The Office of the Actuary at the Centers for Medicare and Medicaid Services (CMS) just updated national health spending projections as a result of the Patient Protection and Affordable Care Act (PPACA). While many of its estimates are disconcerting, one estimate in particular is eye-popping and will be unwelcome news to the states: CMS projects that state and local spending on Medicaid will increase 41.4 percent between 2010 and 2011. No, that is not a typo.
Medicaid spending now represents on average about 21 percent of the typical state budget. If state Medicaid spending increases by 41 percent as projected by CMS, then by next year Medicaid could end up consuming nearly 30 percent of the average state budget. Medicaid would greatly exceed all other state priorities, including education, which tops state budgets at about 22 percent. In fact, state spending on education would experience certain cuts next year.
Presumably, the state spending increase is so high because the enhancement of the federal Medicaid match will expire at the end of 2010. CMS projects that federal spending on Medicaid and the Children’s Health Insurance Program will decrease 7.1 percent between 2010 and 2011. The loss of federal funds will drive most of the increase in state Medicaid obligations.

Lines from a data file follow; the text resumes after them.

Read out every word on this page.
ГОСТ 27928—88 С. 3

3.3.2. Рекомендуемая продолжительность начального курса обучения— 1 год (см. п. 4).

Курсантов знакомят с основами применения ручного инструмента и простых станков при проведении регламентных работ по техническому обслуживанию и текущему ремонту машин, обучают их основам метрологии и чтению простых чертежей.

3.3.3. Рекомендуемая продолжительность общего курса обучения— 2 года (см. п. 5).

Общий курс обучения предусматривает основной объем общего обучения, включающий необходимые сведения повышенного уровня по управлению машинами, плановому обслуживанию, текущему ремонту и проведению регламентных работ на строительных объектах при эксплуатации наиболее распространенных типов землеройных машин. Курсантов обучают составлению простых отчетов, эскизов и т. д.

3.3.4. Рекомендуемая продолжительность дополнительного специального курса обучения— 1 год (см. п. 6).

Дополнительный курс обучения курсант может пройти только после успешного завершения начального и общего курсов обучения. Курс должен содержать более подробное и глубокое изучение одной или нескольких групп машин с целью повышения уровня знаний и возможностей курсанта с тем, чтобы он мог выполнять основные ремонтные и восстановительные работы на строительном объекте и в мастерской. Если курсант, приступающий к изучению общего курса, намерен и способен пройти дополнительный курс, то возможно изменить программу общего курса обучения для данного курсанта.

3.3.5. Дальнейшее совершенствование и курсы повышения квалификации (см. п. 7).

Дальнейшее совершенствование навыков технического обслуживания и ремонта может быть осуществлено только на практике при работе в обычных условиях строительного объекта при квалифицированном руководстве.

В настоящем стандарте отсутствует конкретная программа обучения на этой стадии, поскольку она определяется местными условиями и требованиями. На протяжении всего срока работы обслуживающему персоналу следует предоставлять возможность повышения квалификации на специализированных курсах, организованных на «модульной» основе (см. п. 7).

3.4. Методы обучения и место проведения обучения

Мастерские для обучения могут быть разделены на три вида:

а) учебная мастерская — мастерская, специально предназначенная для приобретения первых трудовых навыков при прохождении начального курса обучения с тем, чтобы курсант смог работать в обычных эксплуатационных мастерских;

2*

Unfortunately, states have lost considerable flexibility to reduce Medicaid’s burden on their budgets. As a condition for receiving the additional federal dollars, both the stimulus bill and PPACA contain maintenance-of-effort (MOE) provisions that prohibit states from changing eligibility levels. States have resorted to slashing provider reimbursement rates and benefit packages to cope with rising Medicaid expenses and reduced revenue attributed to the recession. Forty-one states and the District of Columbia cut provider reimbursement rates in 2009 or 2010, and 29 states and the District did so in both years. Additionally, 39 states and the District cut Medicaid pharmacy benefits, and 22 states cut Medicaid medical benefits over the past two years.
The most important problem states must tackle next year will be handling these extraordinary budgetary pressures. Most states can’t reduce provider reimbursement rates further because Medicaid patients won’t be able to find doctors willing to see them. If Medicaid cannot be controlled, states will have to reduce spending in other areas (such as education or transportation), significantly raise state taxes, or, worse yet, look for a bailout from federal taxpayers.
Beyond the enormous increase in state obligations for Medicaid next year, more trouble lies ahead. The new law includes a massive Medicaid expansion. CMS estimates that by 2014, 85.2 million Americans will be enrolled in Medicaid—an increase of 23.3 million individuals from the projections under prior law.
This is the second study in a week that provides unwelcome news to states. Indiana reports that the cost of Medicaid expansion will cost its state $3.6 billion over 10 years. Texas estimated its 10-year cost at $27 billion. The situation could be even worse. State estimates are subject to great uncertainty, especially with assumptions about the take-up rate (the number of people who actually sign up) among both the newly eligible (the federal government reimburses state spending at a rate of 90 percent after 2020) and the previously eligible (the federal government reimburses at the state’s standard match rate).
The huge Medicaid expansion in Obamacare must be undone. Not only is it going to be expensive for taxpayers—with an estimated six-year price tag (2014 through 2019) of between $400 billion and $500 billion—but the quality of care Medicaid recipients receive appears worse than the care privately insured individuals receive and is plausibly worse than the care the uninsured receive. A study of nearly 900,000 major operations in the U.S. found that surgical patients on Medicaid were 13 percent more likely to suffer in-hospital mortality than uninsured individuals. The apparent inferiority of Medicaid suggests that national enrollment should not be increased by a third.
In the long run, the impact that PPACA on the states will be significant, but there are some steps states can take to help cope with the new law. In the short term, however, the best solution is to remove the MOE requirements and give the states greater flexibility to manage the cost of their programs.